Ever since the invention of time travel, it has been the sole usage of the new technology.  Seems like a waste.  Plus, we have all those paradoxes to worry about.  But also, we can see what baseball is going to be like in the future before it happens.

I’m being told that that’s not actually what that is, and I need to start knowing what things are before writing about them.

No matter.

July 8, 2012; Kansas City, MO, USA; A general view as the USA and World teams line up for the national anthems before the 2012 All Star Futures Game at Kauffman Stadium. Mandatory Credit: Peter G. Aiken-USA TODAY Sports

The “Futures” in “MLB Futures Game” refers to the time period in which the players in the game will be able to take the place of our rotting, smelly core.  Young prospects hit the big time for one game only to prove why they deserve to appear higher in the ranks that people like to put them in before they premiere.

Jesse Biddle and Maikel Franco will be the Phillies’ representatives, and will undoubtedly make us proud in front of everybody or we will be very upset and not sure what to focus on all the time if the Phillies in the present and future are disappointing.  The past?  Not a lot of success back there, either.  My god.  Are we just an awful baseball team?

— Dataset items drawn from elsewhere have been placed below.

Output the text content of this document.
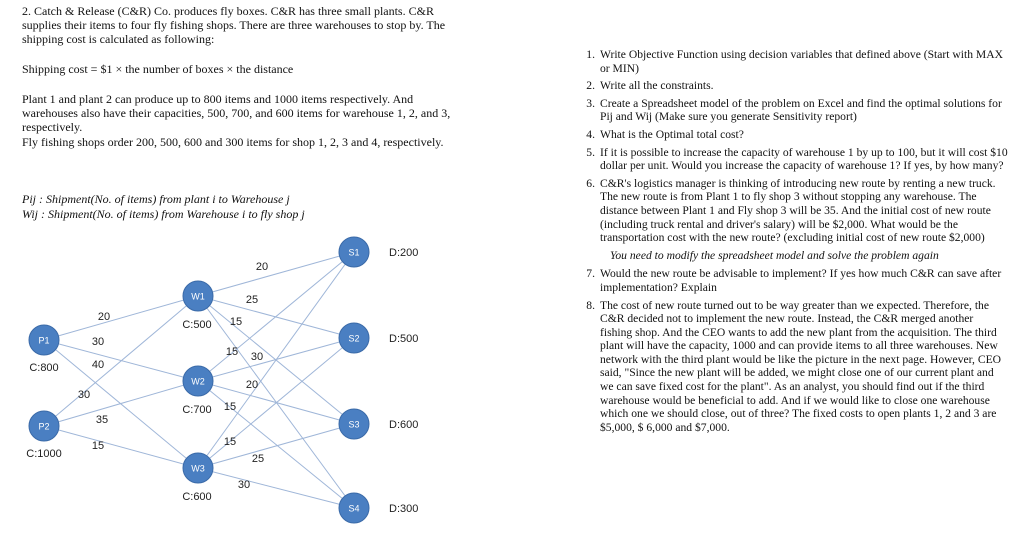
2. Catch & Release (C&R) Co. produces fly boxes. C&R has three small plants. C&R supplies their items to four fly fishing shops. There are three warehouses to stop by. The shipping cost is calculated as following:

Shipping cost = $1 × the number of boxes × the distance

Plant 1 and plant 2 can produce up to 800 items and 1000 items respectively. And warehouses also have their capacities, 500, 700, and 600 items for warehouse 1, 2, and 3, respectively.

Fly fishing shops order 200, 500, 600 and 300 items for shop 1, 2, 3 and 4, respectively.

Pij : Shipment(No. of items) from plant i to Warehouse j

Wij : Shipment(No. of items) from Warehouse i to fly shop j

20
30
40
30
35
15
20
25
15
15 30
20
15
15
25
30
P1
C:800
P2
C:1000
W1
C:500
W2
C:700
W3
C:600
S1	D:200
S2	D:500
S3	D:600
S4	D:300
1. Write Objective Function using decision variables that defined above (Start with MAX or MIN)
2. Write all the constraints.
3. Create a Spreadsheet model of the problem on Excel and find the optimal solutions for Pij and Wij (Make sure you generate Sensitivity report)
4. What is the Optimal total cost?
5. If it is possible to increase the capacity of warehouse 1 by up to 100, but it will cost $10 dollar per unit. Would you increase the capacity of warehouse 1? If yes, by how many?
6. C&R's logistics manager is thinking of introducing new route by renting a new truck. The new route is from Plant 1 to fly shop 3 without stopping any warehouse. The distance between Plant 1 and Fly shop 3 will be 35. And the initial cost of new route (including truck rental and driver's salary) will be $2,000. What would be the transportation cost with the new route? (excluding initial cost of new route $2,000)
You need to modify the spreadsheet model and solve the problem again
7. Would the new route be advisable to implement? If yes how much C&R can save after implementation? Explain
8. The cost of new route turned out to be way greater than we expected. Therefore, the C&R decided not to implement the new route. Instead, the C&R merged another fishing shop. And the CEO wants to add the new plant from the acquisition. The third plant will have the capacity, 1000 and can provide items to all three warehouses. New network with the third plant would be like the picture in the next page. However, CEO said, "Since the new plant will be added, we might close one of our current plant and we can save fixed cost for the plant". As an analyst, you should find out if the third warehouse would be beneficial to add. And if we would like to close one warehouse which one we should close, out of three? The fixed costs to open plants 1, 2 and 3 are $5,000, $ 6,000 and $7,000.
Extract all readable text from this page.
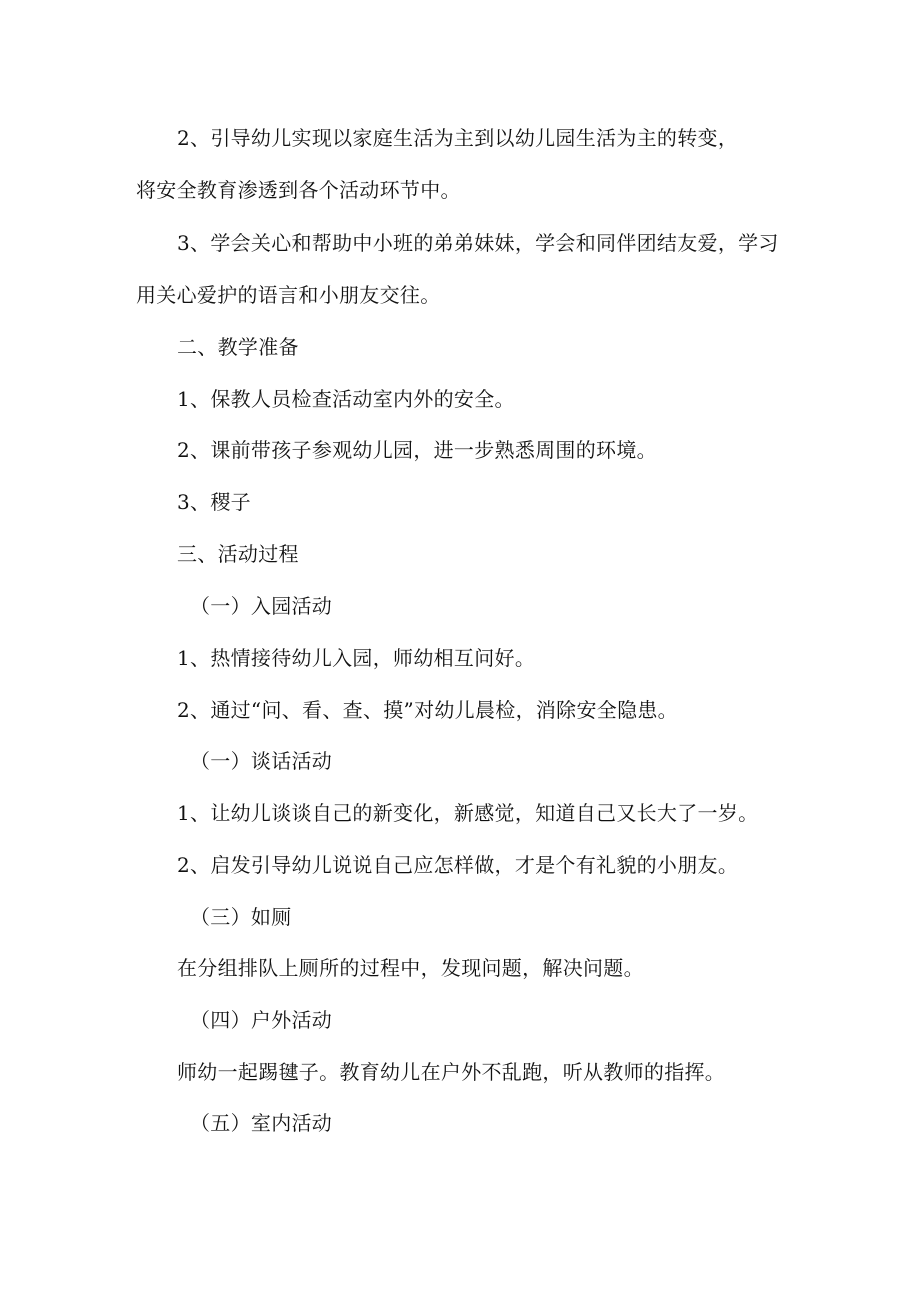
2、引导幼儿实现以家庭生活为主到以幼儿园生活为主的转变，
将安全教育渗透到各个活动环节中。
3、学会关心和帮助中小班的弟弟妹妹，学会和同伴团结友爱，学习
用关心爱护的语言和小朋友交往。
二、教学准备
1、保教人员检查活动室内外的安全。
2、课前带孩子参观幼儿园，进一步熟悉周围的环境。
3、稷子
三、活动过程
（一）入园活动
1、热情接待幼儿入园，师幼相互问好。
2、通过“问、看、查、摸”对幼儿晨检，消除安全隐患。
（一）谈话活动
1、让幼儿谈谈自己的新变化，新感觉，知道自己又长大了一岁。
2、启发引导幼儿说说自己应怎样做，才是个有礼貌的小朋友。
（三）如厕
在分组排队上厕所的过程中，发现问题，解决问题。
（四）户外活动
师幼一起踢毽子。教育幼儿在户外不乱跑，听从教师的指挥。
（五）室内活动
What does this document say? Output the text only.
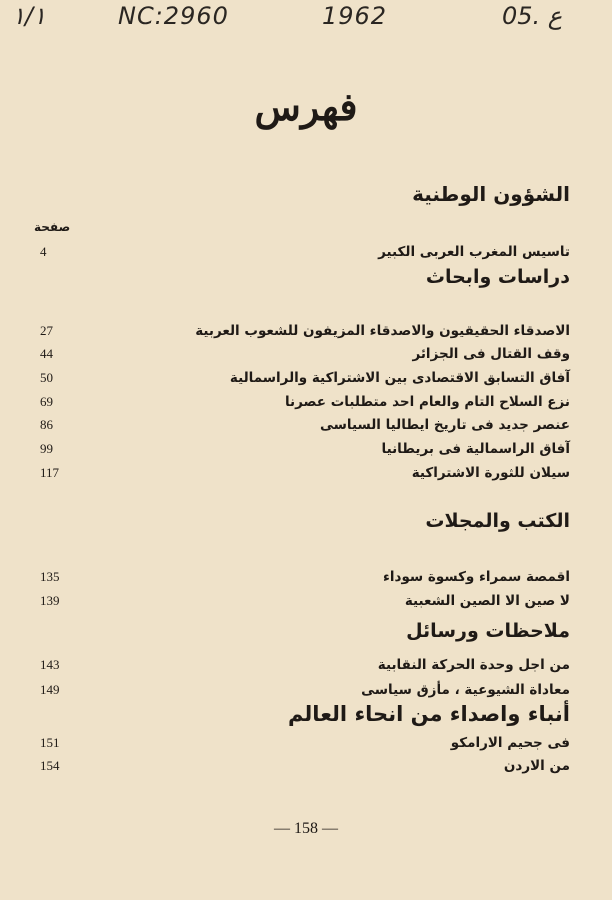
١/١	NC:2960	1962	05. ع
فهرس
الشؤون الوطنية
صفحة
4	تاسيس المغرب العربى الكبير
دراسات وابحاث
27	الاصدقاء الحقيقيون والاصدقاء المزيفون للشعوب العربية
44	وقف القتال فى الجزائر
50	آفاق التسابق الاقتصادى بين الاشتراكية والراسمالية
69	نزع السلاح التام والعام احد متطلبات عصرنا
86	عنصر جديد فى تاريخ ايطاليا السياسى
99	آفاق الراسمالية فى بريطانيا
117	سيلان للثورة الاشتراكية
الكتب والمجلات
135	اقمصة سمراء وكسوة سوداء
139	لا صين الا الصين الشعبية
ملاحظات ورسائل
143	من اجل وحدة الحركة النقابية
149	معاداة الشيوعية ، مأزق سياسى
أنباء واصداء من انحاء العالم
151	فى جحيم الارامكو
154	من الاردن
— 158 —
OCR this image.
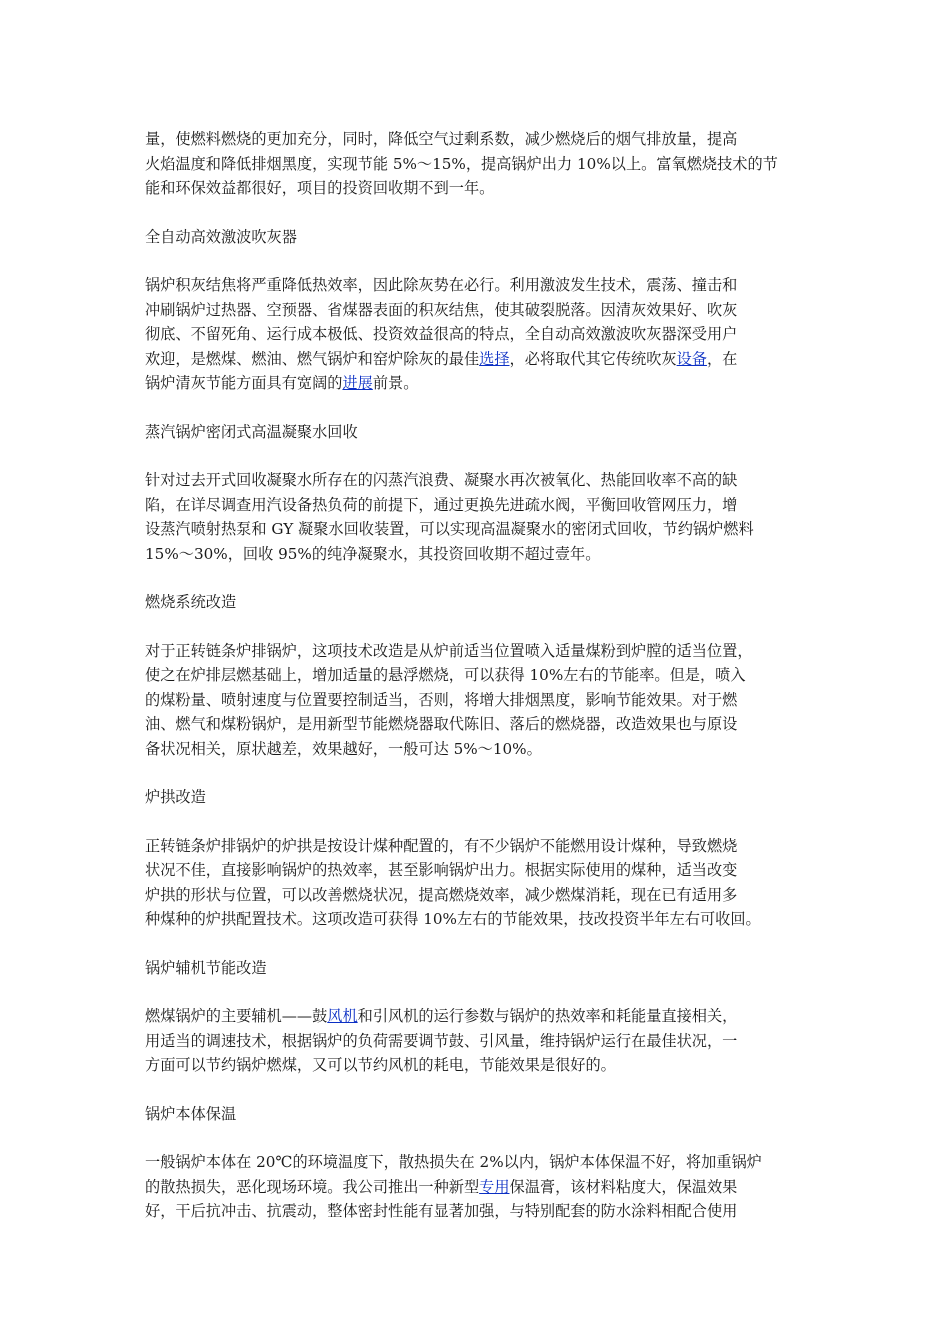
量，使燃料燃烧的更加充分，同时，降低空气过剩系数，减少燃烧后的烟气排放量，提高
火焰温度和降低排烟黑度，实现节能 5%～15%，提高锅炉出力 10%以上。富氧燃烧技术的节
能和环保效益都很好，项目的投资回收期不到一年。

全自动高效激波吹灰器

锅炉积灰结焦将严重降低热效率，因此除灰势在必行。利用激波发生技术，震荡、撞击和
冲刷锅炉过热器、空预器、省煤器表面的积灰结焦，使其破裂脱落。因清灰效果好、吹灰
彻底、不留死角、运行成本极低、投资效益很高的特点，全自动高效激波吹灰器深受用户
欢迎，是燃煤、燃油、燃气锅炉和窑炉除灰的最佳选择，必将取代其它传统吹灰设备，在
锅炉清灰节能方面具有宽阔的进展前景。

蒸汽锅炉密闭式高温凝聚水回收

针对过去开式回收凝聚水所存在的闪蒸汽浪费、凝聚水再次被氧化、热能回收率不高的缺
陷，在详尽调查用汽设备热负荷的前提下，通过更换先进疏水阀，平衡回收管网压力，增
设蒸汽喷射热泵和 GY 凝聚水回收装置，可以实现高温凝聚水的密闭式回收，节约锅炉燃料
15%～30%，回收 95%的纯净凝聚水，其投资回收期不超过壹年。

燃烧系统改造

对于正转链条炉排锅炉，这项技术改造是从炉前适当位置喷入适量煤粉到炉膛的适当位置，
使之在炉排层燃基础上，增加适量的悬浮燃烧，可以获得 10%左右的节能率。但是，喷入
的煤粉量、喷射速度与位置要控制适当，否则，将增大排烟黑度，影响节能效果。对于燃
油、燃气和煤粉锅炉，是用新型节能燃烧器取代陈旧、落后的燃烧器，改造效果也与原设
备状况相关，原状越差，效果越好，一般可达 5%～10%。

炉拱改造

正转链条炉排锅炉的炉拱是按设计煤种配置的，有不少锅炉不能燃用设计煤种，导致燃烧
状况不佳，直接影响锅炉的热效率，甚至影响锅炉出力。根据实际使用的煤种，适当改变
炉拱的形状与位置，可以改善燃烧状况，提高燃烧效率，减少燃煤消耗，现在已有适用多
种煤种的炉拱配置技术。这项改造可获得 10%左右的节能效果，技改投资半年左右可收回。

锅炉辅机节能改造

燃煤锅炉的主要辅机——鼓风机和引风机的运行参数与锅炉的热效率和耗能量直接相关，
用适当的调速技术，根据锅炉的负荷需要调节鼓、引风量，维持锅炉运行在最佳状况，一
方面可以节约锅炉燃煤，又可以节约风机的耗电，节能效果是很好的。

锅炉本体保温

一般锅炉本体在 20℃的环境温度下，散热损失在 2%以内，锅炉本体保温不好，将加重锅炉
的散热损失，恶化现场环境。我公司推出一种新型专用保温膏，该材料粘度大，保温效果
好，干后抗冲击、抗震动，整体密封性能有显著加强，与特别配套的防水涂料相配合使用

No, stop that.  Biddle and Franco are two young prospects in a starved system who have put in the work to emerge as universally recognized talents.  Biddle has started 14 games for Reading, giving up 53 hits in 79.1 innings.  He’s thrown two complete games and maintains a 3.29 ERA.

Franco, Biddle’s third baseman, was hitting a hair under .300 for Lakewood before being promoted to Reading, where he has played in five games with 22 plate appearances, and has pounded out a .524 average with a 1.498 OPS.  They’re making him play in a giant plastic bubble just so everybody doesn’t get radiation sickness.

So this will all go very well.  There’s no reason to think it won’t.